Re: Re: Re: Re: Altivec isn't optimization
Originally posted by gopher
I see your point but it is a faulty one in that the core of the Pentium IV has the problem of more stages meaning code branches that have errors are more likely to stall on the processor than on the G4 which has nearly three times less stages. A G4 will be finished with many tasks and bottlenecking much less on errors than a Pentium IV. Not to mention the G4 is a true RISC instruction set, meaning processes will be optimized even further even at the core, without the help of specialized instructions. Mhz doesn't give you the entire picture of even the core processor functions. Once you start considering stages, the G4 does more faster with less overhead to obstruct it.
Apparently, it is not a faulty one, benchmark after benchmark used to measure core performance seem to prove that the Pentium 4 on the core level is indeed faster than the G4. This is all easily reflected in the difference in performance you see in unoptimized cpu intensive programs (games, scientific apps. engineering apps, HPC).
More stages means a greater penalty for a mispredict, thats assuming the processor will mispredict, the Pentium 4 has 4096 entries in it's Branch History Table, twice the number of entries the G4 has, combine that with the trace catch concept used by the Pentium 4 and you'll find that the Pentium 4 is far less likely to mispredict a branch than the G4 in the first place. It's ironic really, the current G4+ itself has far more stages than original G4, and yet by all accounts, it definitely outperforms the original, makes you wonder if pipeline is everything Apple sets it out to be.
Really, from a logical standpoint theirs only two aspects to processor performance
1) Instructions Per Cycle or IPC, commonly referred to as "efficiency", it's basically the number of instructions a cpu can execute and retire in one clock cycle.

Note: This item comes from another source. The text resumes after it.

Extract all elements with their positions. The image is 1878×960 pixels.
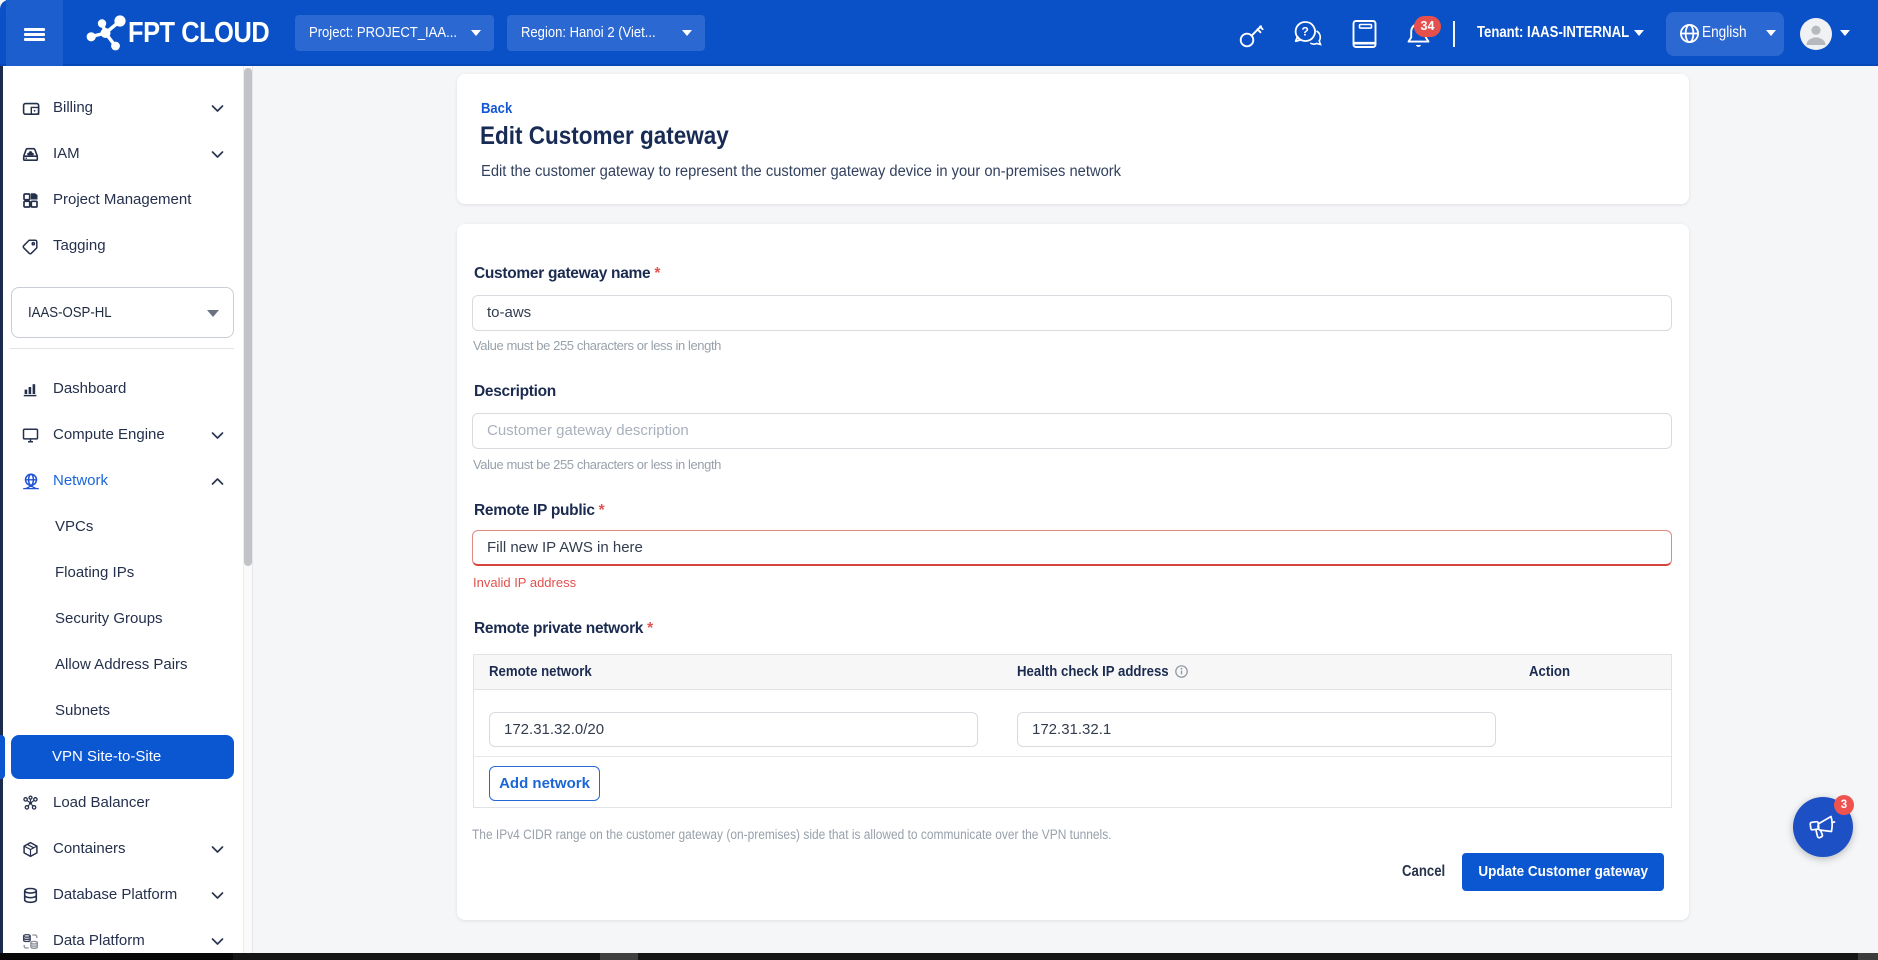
svg-text:?: ? [1302,25,1309,39]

It's determined by a varierty of aspects (pipeline, branch prediction, fsb, latency, cache size etc etc).
2) Cycles Per Second or Hz, the number of cycles a processor can go through in one second, nowadays measured in millions of cycles (MHz) or billions of cycles (GHz).
The Pentium 4 can issue and retire up to 2 instructions per cycle (a typical x86 instruction is 1.5 micro-ops 3/1.5=2) and can go through up to 3066 cycles every second.
A G4 can issue and retire up to 3 instructions per cycle and can go through 1450 cycles every second.
Of course, not all instructions are equal and sustained values vary depending on the program so this is where benchmarks come in.
On the contrary the G4 isn't a "true" RISC instruction set, it actually has a relatively large instruction set compared to "true" RISC chips like the Alpha 21164.
Another contrary point, RISC chips actually put a greater burden on the software since the CPU is capable of executing only a very limited set of instructions.
Of course, current x86 chips are to some degree RISC. Both the Pentium 4 and Athlon have only one CISC external layer.